Concretely, pin‑accurate DMS/RNM models and standardized generators enforce the right interfaces and bias/inputs status (“supplyOK”, “biasOK”), reducing schematic/model drift. SV testbenches drive identical sequences into RNM and AMS configs for one‑bench reuse so timing‑critical behaviors are verified deterministically. RNM delivers order‑of‑magnitude speed‑ups (e.g., ~60× seen in internal comparisons) to reach coverage across modes. Model‑vs‑schematic flows quantify correlation (minutes vs. hours) and expose regressions when analog blocks change. Together with these practices in our methodology and testbench translates into earlier bug discovery, tighter spec alignment, and first‑time‑right outcomes.
ELE Times: Your work spans diverse categories—from power tools and drones to renewable-energy systems and electric mobility. How do application-specific requirements shape decisions around cell balancing, current sensing, and protection features?
RB: Across segments, application realities drive our choices: power tools and drones favor compact BOMs and fast transients, so 50 mA internal balancing with brief dwell and measurement settling, tight short‑circuit latency, and coulomb‑counter averaging for SoC works well; e‑bikes/LEV typically stay at 50 mA but require separate charge vs. discharge thresholds (regen vs. propulsion), longer DOC windows and microsecond‑class SCD cutoffs to satisfy controller safety timing. Industrial/renewables often need scheduled balancing and external FET paths beyond 50 mA, plus deep diagnostics (averaging, CRC, open‑wire) across daisy‑chained stacks and EV/high‑voltage packs push toward ASIL D architectures with pack monitors, redundant current channels, contactor drivers, and ring communications. Current sensing is chosen to match the environment—low‑side for cost‑sensitive packs, HV differential with isolation checks in EV/ESS—while an 18‑bit ΔΣ coulomb counter and near‑zero dead‑zone logic preserve direction fidelity. Protection consistently blends fast analog comparators for immediate energy removal with MCU‑logged recovery and robust comms (CRC, watchdogs), so each market gets the right balance of performance, safety, and serviceability.
ELE Times: As battery management and gauges (BMG) evolve toward higher voltages, embedded intelligence, and greater integration, what do you see as the next major leap in BMIC design? Where are the biggest opportunities for innovation over the next five years?
RB: This is an exciting topic.

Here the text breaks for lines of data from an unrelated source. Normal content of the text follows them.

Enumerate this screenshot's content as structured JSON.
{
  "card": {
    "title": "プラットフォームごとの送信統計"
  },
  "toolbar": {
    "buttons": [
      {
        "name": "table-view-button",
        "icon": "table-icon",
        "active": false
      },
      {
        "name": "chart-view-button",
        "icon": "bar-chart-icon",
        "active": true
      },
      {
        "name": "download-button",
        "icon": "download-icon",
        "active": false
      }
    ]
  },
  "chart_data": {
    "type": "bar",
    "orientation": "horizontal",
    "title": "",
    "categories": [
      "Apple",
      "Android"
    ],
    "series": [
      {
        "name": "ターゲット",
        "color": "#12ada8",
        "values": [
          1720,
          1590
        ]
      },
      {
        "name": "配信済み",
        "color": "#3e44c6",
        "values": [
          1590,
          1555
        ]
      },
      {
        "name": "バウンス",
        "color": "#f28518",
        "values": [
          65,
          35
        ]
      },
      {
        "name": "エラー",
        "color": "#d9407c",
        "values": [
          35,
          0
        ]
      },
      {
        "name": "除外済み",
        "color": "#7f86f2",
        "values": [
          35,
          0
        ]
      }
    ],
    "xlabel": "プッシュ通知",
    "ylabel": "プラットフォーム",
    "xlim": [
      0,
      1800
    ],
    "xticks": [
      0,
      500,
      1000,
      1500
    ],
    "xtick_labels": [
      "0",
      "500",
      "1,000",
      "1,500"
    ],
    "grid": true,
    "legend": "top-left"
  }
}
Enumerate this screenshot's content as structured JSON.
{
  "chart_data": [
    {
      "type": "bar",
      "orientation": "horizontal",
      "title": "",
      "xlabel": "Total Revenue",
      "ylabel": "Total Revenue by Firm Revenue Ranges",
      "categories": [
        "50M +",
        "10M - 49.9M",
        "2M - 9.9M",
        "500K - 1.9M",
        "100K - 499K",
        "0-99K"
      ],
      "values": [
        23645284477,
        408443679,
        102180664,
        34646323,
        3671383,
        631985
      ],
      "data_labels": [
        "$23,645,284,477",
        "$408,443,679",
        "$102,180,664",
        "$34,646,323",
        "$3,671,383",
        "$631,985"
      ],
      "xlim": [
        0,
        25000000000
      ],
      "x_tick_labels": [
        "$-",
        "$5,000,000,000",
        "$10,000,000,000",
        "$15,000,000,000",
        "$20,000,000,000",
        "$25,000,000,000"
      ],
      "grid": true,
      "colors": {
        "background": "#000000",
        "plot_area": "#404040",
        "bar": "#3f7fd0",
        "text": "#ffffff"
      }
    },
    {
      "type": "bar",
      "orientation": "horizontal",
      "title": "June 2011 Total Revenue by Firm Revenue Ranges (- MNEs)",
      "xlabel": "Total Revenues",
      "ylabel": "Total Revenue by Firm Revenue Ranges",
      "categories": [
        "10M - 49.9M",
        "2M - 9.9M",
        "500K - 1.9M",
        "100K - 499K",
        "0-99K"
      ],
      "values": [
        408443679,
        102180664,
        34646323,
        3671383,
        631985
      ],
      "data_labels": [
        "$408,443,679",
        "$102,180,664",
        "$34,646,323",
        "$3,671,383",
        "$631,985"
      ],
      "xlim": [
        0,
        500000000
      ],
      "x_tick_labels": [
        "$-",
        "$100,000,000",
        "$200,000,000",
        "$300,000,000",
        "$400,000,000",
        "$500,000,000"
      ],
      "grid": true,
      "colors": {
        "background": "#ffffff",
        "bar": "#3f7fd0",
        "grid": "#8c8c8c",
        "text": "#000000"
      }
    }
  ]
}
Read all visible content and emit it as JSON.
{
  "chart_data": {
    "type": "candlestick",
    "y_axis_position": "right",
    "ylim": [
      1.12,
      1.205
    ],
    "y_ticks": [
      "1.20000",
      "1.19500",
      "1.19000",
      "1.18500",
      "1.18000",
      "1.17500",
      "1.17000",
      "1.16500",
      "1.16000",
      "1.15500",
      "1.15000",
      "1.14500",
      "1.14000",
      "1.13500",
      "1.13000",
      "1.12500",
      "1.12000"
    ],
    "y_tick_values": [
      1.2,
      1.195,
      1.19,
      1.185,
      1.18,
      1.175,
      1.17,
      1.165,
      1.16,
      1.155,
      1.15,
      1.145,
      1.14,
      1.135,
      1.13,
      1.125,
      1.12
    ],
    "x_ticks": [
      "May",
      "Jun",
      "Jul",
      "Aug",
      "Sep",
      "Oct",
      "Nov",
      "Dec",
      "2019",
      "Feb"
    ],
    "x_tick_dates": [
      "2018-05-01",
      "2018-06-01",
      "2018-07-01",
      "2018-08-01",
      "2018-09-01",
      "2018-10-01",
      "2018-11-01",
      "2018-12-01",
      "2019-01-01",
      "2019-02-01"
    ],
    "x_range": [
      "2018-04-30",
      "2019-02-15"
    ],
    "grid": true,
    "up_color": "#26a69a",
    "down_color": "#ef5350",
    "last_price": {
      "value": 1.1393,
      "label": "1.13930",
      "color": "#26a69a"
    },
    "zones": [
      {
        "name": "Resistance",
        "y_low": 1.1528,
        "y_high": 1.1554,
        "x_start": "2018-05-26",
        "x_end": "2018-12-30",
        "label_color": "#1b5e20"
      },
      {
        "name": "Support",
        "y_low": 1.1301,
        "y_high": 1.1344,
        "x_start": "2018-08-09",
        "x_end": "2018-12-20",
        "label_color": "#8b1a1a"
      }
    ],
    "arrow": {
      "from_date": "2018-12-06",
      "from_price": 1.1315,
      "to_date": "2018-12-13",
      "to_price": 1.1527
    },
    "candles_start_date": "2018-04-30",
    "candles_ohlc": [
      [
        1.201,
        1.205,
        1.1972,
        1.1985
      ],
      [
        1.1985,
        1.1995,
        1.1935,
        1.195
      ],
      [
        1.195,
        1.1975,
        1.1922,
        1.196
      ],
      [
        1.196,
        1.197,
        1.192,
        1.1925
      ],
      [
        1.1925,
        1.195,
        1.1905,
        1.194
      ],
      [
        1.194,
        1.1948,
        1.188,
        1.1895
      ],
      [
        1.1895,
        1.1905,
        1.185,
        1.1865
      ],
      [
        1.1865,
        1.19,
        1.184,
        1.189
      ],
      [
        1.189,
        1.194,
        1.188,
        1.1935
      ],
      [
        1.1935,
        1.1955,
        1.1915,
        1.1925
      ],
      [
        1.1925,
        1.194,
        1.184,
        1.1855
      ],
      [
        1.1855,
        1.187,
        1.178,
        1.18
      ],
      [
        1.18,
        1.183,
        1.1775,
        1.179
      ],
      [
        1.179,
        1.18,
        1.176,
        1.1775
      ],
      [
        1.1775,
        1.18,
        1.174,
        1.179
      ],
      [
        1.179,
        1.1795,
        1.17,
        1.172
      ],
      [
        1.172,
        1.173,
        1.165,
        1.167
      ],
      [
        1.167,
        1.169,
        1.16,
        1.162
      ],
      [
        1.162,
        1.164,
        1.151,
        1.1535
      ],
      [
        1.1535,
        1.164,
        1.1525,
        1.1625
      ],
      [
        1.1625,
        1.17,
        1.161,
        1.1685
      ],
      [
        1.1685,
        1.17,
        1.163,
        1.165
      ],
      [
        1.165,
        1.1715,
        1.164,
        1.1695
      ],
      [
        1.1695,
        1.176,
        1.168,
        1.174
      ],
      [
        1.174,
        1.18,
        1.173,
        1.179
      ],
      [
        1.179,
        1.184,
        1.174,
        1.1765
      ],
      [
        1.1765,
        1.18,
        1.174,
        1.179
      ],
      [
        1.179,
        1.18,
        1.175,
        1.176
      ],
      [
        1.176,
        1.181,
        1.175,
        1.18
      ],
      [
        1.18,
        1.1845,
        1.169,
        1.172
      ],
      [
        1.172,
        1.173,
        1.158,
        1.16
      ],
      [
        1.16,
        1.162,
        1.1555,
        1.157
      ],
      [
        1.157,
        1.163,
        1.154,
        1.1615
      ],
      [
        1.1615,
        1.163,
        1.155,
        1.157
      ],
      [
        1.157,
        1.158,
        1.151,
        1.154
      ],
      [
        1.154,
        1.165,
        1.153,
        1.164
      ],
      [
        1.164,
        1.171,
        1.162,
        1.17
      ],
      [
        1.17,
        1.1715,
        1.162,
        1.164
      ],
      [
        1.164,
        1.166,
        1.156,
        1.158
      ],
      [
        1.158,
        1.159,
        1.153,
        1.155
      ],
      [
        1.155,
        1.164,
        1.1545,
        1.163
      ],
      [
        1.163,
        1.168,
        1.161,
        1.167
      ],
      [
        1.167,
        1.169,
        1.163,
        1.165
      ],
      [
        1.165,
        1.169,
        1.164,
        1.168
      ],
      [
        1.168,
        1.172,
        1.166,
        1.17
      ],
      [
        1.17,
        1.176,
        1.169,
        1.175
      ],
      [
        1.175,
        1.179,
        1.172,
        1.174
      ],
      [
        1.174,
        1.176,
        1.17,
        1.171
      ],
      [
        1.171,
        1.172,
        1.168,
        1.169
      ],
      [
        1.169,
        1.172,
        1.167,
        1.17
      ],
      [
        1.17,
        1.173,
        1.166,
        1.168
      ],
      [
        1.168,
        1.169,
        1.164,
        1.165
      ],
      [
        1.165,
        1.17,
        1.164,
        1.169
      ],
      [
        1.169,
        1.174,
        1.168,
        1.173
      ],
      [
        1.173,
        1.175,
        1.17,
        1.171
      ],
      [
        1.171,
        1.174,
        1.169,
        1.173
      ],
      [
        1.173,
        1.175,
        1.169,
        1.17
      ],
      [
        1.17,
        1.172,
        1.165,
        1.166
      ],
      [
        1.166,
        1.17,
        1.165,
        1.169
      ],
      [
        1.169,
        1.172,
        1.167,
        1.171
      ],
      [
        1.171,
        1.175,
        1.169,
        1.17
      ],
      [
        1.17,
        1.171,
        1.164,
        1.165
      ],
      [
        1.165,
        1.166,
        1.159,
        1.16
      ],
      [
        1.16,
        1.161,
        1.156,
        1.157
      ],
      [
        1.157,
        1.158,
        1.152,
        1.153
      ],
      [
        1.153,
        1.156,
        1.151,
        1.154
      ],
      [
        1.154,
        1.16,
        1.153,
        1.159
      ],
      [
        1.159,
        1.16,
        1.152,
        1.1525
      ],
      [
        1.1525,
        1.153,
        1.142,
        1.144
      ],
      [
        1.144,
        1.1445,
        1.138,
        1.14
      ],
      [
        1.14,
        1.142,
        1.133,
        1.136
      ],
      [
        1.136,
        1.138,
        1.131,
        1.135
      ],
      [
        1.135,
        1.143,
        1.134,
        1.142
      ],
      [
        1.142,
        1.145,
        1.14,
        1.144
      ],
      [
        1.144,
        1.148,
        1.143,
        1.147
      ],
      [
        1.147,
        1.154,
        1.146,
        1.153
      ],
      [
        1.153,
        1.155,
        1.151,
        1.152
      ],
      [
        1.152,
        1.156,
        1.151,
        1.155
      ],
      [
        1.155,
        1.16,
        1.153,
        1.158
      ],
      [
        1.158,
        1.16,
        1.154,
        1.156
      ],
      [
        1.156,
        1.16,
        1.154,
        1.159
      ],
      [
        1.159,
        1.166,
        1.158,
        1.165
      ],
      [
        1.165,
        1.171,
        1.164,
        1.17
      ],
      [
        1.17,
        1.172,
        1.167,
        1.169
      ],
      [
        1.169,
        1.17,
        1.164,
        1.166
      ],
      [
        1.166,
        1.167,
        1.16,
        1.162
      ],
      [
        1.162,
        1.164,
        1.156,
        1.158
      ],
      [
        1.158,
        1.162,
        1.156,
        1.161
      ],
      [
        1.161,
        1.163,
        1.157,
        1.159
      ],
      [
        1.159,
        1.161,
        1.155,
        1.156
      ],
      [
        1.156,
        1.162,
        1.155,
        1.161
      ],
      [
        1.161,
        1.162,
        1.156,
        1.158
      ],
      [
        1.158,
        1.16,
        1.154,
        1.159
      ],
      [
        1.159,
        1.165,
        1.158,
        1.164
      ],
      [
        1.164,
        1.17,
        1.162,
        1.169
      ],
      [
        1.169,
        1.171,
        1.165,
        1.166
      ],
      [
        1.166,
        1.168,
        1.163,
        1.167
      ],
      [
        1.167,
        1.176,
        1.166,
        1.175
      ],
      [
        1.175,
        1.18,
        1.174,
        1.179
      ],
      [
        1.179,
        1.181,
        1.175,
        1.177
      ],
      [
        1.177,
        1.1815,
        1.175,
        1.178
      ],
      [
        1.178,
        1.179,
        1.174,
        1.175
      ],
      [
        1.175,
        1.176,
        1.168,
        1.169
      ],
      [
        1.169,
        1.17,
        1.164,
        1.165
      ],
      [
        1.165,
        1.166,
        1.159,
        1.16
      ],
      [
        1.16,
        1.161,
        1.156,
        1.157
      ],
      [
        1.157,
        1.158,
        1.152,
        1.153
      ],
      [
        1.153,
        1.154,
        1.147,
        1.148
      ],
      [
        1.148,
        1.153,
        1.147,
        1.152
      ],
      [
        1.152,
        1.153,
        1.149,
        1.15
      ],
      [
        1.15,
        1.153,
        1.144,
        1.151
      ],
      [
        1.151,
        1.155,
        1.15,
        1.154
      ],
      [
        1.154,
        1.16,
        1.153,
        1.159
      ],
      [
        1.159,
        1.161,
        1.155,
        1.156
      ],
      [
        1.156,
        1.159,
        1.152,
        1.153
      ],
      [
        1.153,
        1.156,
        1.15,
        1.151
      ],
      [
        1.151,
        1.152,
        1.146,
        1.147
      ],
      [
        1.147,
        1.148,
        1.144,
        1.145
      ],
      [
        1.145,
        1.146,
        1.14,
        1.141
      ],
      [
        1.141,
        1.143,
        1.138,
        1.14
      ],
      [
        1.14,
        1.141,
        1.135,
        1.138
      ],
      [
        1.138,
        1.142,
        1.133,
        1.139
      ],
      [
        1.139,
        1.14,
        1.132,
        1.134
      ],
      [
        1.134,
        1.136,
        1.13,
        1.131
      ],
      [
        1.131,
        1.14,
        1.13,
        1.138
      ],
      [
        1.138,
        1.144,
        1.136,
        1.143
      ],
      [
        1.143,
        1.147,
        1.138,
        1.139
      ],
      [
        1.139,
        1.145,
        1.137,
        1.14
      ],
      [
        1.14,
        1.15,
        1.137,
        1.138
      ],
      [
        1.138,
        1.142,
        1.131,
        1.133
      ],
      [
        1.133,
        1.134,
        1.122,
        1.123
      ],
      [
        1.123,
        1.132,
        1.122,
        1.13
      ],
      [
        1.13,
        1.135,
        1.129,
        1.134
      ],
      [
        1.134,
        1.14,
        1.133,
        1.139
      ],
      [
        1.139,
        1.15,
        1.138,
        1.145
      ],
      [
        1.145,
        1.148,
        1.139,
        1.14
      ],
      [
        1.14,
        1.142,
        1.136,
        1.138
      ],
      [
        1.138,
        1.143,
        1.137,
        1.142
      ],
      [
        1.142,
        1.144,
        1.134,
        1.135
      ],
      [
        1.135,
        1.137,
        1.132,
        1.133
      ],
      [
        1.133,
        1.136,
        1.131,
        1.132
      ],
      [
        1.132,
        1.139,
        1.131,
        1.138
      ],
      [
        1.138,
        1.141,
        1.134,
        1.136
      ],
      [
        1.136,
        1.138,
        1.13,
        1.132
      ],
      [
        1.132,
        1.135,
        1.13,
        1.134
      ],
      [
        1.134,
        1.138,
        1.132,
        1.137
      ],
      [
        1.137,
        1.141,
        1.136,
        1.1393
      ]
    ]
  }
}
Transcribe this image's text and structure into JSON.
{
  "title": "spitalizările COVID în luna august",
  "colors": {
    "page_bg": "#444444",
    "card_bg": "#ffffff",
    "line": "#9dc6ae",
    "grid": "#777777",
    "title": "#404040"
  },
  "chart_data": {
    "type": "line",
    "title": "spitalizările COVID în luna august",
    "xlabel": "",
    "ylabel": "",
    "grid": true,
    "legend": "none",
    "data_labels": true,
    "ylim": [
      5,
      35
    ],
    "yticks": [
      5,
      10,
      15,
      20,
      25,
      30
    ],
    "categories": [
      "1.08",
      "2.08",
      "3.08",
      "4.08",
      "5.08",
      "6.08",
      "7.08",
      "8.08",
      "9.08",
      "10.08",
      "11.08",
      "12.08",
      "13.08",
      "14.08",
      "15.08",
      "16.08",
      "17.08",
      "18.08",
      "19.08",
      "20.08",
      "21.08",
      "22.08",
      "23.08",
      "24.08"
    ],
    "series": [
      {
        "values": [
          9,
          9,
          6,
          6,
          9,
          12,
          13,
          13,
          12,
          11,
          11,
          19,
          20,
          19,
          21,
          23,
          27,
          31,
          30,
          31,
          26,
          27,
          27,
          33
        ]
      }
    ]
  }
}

Based on our roadmaps and the work we have been doing, the next major leap in BMIC design is a shift from “cell‑monitor ICs” to a smart, safety‑qualified pack platform—a Battery Junction Box–centric architecture with edge intelligence, open high‑speed wired communications, and deep diagnostics that run in drive and park. Here’s where I believe the biggest opportunities lie over the next five years:
- Pack‑centric integration: the Smart Battery Junction Box
- Communications: from proprietary chains to open, ring‑capable PHY
- Metrology: precision sensing + edge analytics
- Functional safety that persists in sleep/park
- Power: HV buck integration becomes table stakes
- Balancing: thermal‑aware schedulers and scalable currents
- Cybersecurity & configuration integrity for packs
- Verification‑driven design: models that shorten the loop.